D'abord, la bluette. On le savait avant même le début du film, Rapunzel et Flynn étaient fait pour tomber amoureux. Au début, la chose passe d'ailleurs fort bien, principalement par l'absolue méconnaissance des principes de civilité de la petite princesse et le côté pince sans rire du voleur. Le problème, c'est qu'une fois les présentations faites, il faut faire avancer le machin. Certes, Pascal le caméléon ajoute une touche extremement fun au relationel des deux héros, mais une bestiole hyperexressive n'a jamais réussi à faire avaler des dialogues aussi patauds et des situations aussi convenues. Pas mauvaises en soi, les scènes destinées à monter l'amourette des deux aventuriers sont juste d'une infinie platitude, et s'empare du spectateur une infinie lassitude.

 

D'autant plus que s'ils ne courent pas dans la forêt (ce qui réprésente heureusement 75% du film) ni ne papotent comme deux collégiens au clair de lune, ils chantent. Et là est LE gros point noir du film. C'est un Disney, j'attendais des chansons qui marquent, surtout après le shot impayable de jazz New Orleans des Grenouilles.

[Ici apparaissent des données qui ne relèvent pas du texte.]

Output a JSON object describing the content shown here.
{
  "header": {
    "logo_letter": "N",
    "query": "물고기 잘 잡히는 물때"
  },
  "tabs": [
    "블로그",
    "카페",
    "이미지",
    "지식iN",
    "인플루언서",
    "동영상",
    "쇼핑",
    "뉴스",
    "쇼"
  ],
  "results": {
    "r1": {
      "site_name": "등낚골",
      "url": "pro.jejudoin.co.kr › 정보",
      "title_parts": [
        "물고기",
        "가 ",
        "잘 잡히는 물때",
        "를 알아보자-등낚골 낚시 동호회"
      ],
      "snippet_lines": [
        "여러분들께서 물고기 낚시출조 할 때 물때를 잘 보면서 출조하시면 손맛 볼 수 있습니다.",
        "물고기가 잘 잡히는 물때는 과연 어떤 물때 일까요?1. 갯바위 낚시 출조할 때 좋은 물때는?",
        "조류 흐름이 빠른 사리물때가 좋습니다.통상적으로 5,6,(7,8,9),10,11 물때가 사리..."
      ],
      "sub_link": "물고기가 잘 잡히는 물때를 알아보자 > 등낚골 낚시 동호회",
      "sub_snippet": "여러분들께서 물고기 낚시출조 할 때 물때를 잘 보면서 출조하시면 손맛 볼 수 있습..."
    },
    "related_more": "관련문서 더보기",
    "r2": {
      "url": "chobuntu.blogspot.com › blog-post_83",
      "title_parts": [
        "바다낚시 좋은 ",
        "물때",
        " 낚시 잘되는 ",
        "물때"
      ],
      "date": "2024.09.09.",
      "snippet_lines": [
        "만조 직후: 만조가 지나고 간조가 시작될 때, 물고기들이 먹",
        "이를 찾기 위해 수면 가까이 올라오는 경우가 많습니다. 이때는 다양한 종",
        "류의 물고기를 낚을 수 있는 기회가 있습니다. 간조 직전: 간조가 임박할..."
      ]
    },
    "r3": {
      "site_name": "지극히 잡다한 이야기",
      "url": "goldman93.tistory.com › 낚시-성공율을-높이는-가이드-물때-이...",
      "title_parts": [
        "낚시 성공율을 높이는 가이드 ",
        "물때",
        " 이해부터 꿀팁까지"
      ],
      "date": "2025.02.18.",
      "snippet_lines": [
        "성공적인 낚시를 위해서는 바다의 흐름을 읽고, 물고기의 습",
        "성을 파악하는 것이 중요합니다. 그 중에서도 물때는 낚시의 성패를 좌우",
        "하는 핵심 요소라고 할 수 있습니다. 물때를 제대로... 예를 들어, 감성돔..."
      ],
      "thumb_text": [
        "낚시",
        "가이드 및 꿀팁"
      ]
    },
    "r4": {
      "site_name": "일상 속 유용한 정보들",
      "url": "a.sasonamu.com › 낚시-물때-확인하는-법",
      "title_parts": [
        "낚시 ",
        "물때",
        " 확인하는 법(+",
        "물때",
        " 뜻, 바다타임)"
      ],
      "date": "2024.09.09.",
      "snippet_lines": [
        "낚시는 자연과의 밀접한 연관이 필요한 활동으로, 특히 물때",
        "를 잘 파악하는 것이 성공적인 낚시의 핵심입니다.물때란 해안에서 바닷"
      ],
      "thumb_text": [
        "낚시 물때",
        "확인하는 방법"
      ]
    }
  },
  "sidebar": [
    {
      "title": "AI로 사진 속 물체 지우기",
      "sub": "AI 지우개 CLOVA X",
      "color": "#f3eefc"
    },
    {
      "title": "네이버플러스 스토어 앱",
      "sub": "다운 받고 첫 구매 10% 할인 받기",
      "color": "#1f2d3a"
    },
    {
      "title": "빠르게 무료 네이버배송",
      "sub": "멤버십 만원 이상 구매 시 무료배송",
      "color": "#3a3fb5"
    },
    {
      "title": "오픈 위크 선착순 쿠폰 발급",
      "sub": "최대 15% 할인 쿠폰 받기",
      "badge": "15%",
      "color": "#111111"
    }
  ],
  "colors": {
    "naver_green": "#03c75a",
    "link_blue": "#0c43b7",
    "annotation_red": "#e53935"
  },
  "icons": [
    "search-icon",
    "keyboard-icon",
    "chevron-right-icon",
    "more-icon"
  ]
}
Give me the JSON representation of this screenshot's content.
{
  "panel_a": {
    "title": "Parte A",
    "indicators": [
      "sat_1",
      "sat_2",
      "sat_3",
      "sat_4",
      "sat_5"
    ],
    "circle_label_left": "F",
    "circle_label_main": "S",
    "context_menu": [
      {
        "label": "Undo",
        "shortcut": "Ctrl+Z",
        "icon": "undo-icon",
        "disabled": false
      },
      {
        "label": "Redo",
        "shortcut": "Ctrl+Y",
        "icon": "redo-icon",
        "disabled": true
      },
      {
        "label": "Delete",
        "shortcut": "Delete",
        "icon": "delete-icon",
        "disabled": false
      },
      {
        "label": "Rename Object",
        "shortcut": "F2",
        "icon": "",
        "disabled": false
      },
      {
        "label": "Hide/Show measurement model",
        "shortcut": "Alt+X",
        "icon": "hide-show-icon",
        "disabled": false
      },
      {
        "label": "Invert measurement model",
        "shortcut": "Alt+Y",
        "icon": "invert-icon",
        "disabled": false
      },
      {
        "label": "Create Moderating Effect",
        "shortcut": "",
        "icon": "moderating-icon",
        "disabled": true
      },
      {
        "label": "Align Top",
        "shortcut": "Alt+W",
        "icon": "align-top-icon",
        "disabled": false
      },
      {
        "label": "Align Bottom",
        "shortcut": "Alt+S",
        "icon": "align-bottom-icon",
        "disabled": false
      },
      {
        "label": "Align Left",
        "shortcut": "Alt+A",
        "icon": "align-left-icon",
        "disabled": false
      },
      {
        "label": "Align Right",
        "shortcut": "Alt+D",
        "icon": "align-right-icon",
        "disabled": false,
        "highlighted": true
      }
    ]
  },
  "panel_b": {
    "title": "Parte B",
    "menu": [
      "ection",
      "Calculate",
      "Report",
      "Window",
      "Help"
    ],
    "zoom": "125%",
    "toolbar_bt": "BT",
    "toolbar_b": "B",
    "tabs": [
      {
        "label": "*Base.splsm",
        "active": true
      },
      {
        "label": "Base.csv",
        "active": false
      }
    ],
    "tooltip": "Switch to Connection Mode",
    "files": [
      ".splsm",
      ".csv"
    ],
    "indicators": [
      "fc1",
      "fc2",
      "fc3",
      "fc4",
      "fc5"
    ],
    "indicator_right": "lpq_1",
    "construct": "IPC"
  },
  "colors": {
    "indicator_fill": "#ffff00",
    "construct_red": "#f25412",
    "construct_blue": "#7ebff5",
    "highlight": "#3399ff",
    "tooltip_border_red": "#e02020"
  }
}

Pas de bol, Tangled est peuplé de chansons d'une fadesse à faire frêmir même un fan d'Emmanuel Moir. Aucun rythme, aucun refrain ne vous trottera en tête au sortir du film. Les chansons sont juste mauvaises.

 

http://images.allocine.fr/r_760_x/medias/nmedia/18/78/47/32/19589898.jpgLes interventions de Pascal, c'est un peu comme si la voix du spectateur passait dans le film.

 

Reste alors, pour rattraper la sauce et tenter de sauver Tangled de la tiède sécurité du "succès automatique sans se fouler" made in Disney, une technique absolument irréprochable. Le character design, classique au demeurant, est extremement solide. Difficile de ne pas fondre devant Pascal (surtout lorsqu'il est secondé par Maximus) ou d'imiter les mimique des deux héros, particulièrement expressifs (les moues de Rapunzel m'ont parfois rappellé Kim Possible, et vous savez comme j'aime Kim Possible). Certains gags en prennent d'ailleurs des accents TexAveryiens bienvenus (pis le running gag de la poele, j'aime). Notez que pour seconder ces palettes d'expressions XXL, les dialoguistes, pourtant en sérieux manque d'inspiration du côté romantique, nous gratifient d'une quantité astronomique de punchlines délirantes délivrées avec conviction (le doublage, comme toujours chez Disney, nous éparge les noms trop ronflants).

Côté décors, ce petit monde très coloré est réhaussé par des effets de textures saisissants et une physique particulièrement dynamique. S'il y a bien une chose qu'on ne peut reprocher à Tangled, c'est la qualité de sa réalisation.

 

Ceci étant dit, il me faut ajouter une chose : là où bandes annonces et featurettes du web vendaient un côté drôlement subversif, le film, lui, verse parfois littéralement dans l'auto-parodie. Les voix-off (car il il s'agit d'un récit encadré) sont ainsi les premières à rire de l'histoire qu'elles nous racontent (allant jusqu'à moquer le "happily ever after") et un nombre incalculable de clin d'oeils à destination du public sont planquées dans les décors voire les personnages (notament Pascal et la bande de bandits). Une valeur ajoutée non négligeable quand on a passé l'âge de prendre l'histoire au premier degré.

 

http://images.allocine.fr/r_760_x/medias/nmedia/18/78/47/32/19589888.jpg

Gothel, une méchante bien vicieuse et un grand coup de pompe aux marâtres "à l'ancienne".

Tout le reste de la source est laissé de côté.